The Shanghai Prosolar Resources Development Co., Ltd (SHSE:600193) share price has fared very poorly over the last month, falling by a substantial 27%. For any long-term shareholders, the last month ends a year to forget by locking in a 52% share price decline.
Even after such a large drop in price, given around half the companies in China's Metals and Mining industry have price-to-sales ratios (or "P/S") below 1.1x, you may still consider Shanghai Prosolar Resources Development as a stock to avoid entirely with its 11.6x P/S ratio. However, the P/S might be quite high for a reason and it requires further investigation to determine if it's justified.
How Has Shanghai Prosolar Resources Development Performed Recently?
As an illustration, revenue has deteriorated at Shanghai Prosolar Resources Development over the last year, which is not ideal at all. Perhaps the market believes the company can do enough to outperform the rest of the industry in the near future, which is keeping the P/S ratio high. You'd really hope so, otherwise you're paying a pretty hefty price for no particular reason.
Although there are no analyst estimates available for Shanghai Prosolar Resources Development, take a look at this free data-rich visualisation to see how the company stacks up on earnings, revenue and cash flow.

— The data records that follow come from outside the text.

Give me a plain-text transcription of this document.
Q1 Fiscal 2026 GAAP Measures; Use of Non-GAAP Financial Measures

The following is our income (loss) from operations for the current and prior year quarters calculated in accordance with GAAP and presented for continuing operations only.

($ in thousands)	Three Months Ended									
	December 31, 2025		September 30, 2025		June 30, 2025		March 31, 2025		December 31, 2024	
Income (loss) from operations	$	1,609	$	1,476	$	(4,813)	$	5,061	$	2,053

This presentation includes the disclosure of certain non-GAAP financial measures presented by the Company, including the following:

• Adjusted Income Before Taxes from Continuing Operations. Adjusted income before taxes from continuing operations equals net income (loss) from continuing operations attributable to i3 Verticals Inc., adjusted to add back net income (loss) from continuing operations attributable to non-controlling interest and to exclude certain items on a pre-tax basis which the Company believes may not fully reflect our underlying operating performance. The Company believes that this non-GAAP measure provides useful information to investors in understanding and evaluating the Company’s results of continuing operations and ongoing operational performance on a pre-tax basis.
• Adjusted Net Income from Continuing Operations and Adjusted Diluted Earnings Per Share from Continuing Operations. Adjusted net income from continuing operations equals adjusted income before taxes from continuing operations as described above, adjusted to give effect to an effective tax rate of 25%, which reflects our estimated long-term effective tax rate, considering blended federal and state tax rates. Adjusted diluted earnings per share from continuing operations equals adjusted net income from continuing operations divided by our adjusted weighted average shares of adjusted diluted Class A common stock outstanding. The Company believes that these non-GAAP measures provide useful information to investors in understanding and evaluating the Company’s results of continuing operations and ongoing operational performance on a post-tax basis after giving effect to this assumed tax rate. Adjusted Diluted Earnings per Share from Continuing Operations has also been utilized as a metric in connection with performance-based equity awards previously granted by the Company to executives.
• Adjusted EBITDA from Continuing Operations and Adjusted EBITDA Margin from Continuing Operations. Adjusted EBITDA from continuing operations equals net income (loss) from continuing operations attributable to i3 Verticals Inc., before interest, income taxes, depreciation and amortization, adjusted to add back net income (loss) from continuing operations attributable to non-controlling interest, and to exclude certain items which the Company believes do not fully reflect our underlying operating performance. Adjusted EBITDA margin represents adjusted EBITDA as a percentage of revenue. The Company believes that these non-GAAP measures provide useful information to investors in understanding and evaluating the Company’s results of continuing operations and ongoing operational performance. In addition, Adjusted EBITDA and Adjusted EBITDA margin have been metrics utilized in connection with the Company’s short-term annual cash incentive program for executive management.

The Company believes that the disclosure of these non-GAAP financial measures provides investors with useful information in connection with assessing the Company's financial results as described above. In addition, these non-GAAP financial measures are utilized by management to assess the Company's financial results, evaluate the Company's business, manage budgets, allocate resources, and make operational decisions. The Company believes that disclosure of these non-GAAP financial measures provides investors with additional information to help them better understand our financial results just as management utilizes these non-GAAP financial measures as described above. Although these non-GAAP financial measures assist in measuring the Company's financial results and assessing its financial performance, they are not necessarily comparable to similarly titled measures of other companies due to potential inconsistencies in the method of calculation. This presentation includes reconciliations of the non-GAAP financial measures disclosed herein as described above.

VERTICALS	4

How Is Shanghai Prosolar Resources Development's Revenue Growth Trending?
Shanghai Prosolar Resources Development's P/S ratio would be typical for a company that's expected to deliver very strong growth, and importantly, perform much better than the industry.
Taking a look back first, the company's revenue growth last year wasn't something to get excited about as it posted a disappointing decline of 58%. As a result, revenue from three years ago have also fallen 92% overall. So unfortunately, we have to acknowledge that the company has not done a great job of growing revenue over that time.
Comparing that to the industry, which is predicted to deliver 13% growth in the next 12 months, the company's downward momentum based on recent medium-term revenue results is a sobering picture.
With this information, we find it concerning that Shanghai Prosolar Resources Development is trading at a P/S higher than the industry. It seems most investors are ignoring the recent poor growth rate and are hoping for a turnaround in the company's business prospects. Only the boldest would assume these prices are sustainable as a continuation of recent revenue trends is likely to weigh heavily on the share price eventually.
The Bottom Line On Shanghai Prosolar Resources Development's P/S
Shanghai Prosolar Resources Development's shares may have suffered, but its P/S remains high. While the price-to-sales ratio shouldn't be the defining factor in whether you buy a stock or not, it's quite a capable barometer of revenue expectations.
We've established that Shanghai Prosolar Resources Development currently trades on a much higher than expected P/S since its recent revenues have been in decline over the medium-term. When we see revenue heading backwards and underperforming the industry forecasts, we feel the possibility of the share price declining is very real, bringing the P/S back into the realm of reasonability. If recent medium-term revenue trends continue, it will place shareholders' investments at significant risk and potential investors in danger of paying an excessive premium.
It is also worth noting that we have found 2 warning signs for Shanghai Prosolar Resources Development (1 is a bit concerning!) that you need to take into consideration.
If these risks are making you reconsider your opinion on Shanghai Prosolar Resources Development, explore our interactive list of high quality stocks to get an idea of what else is out there.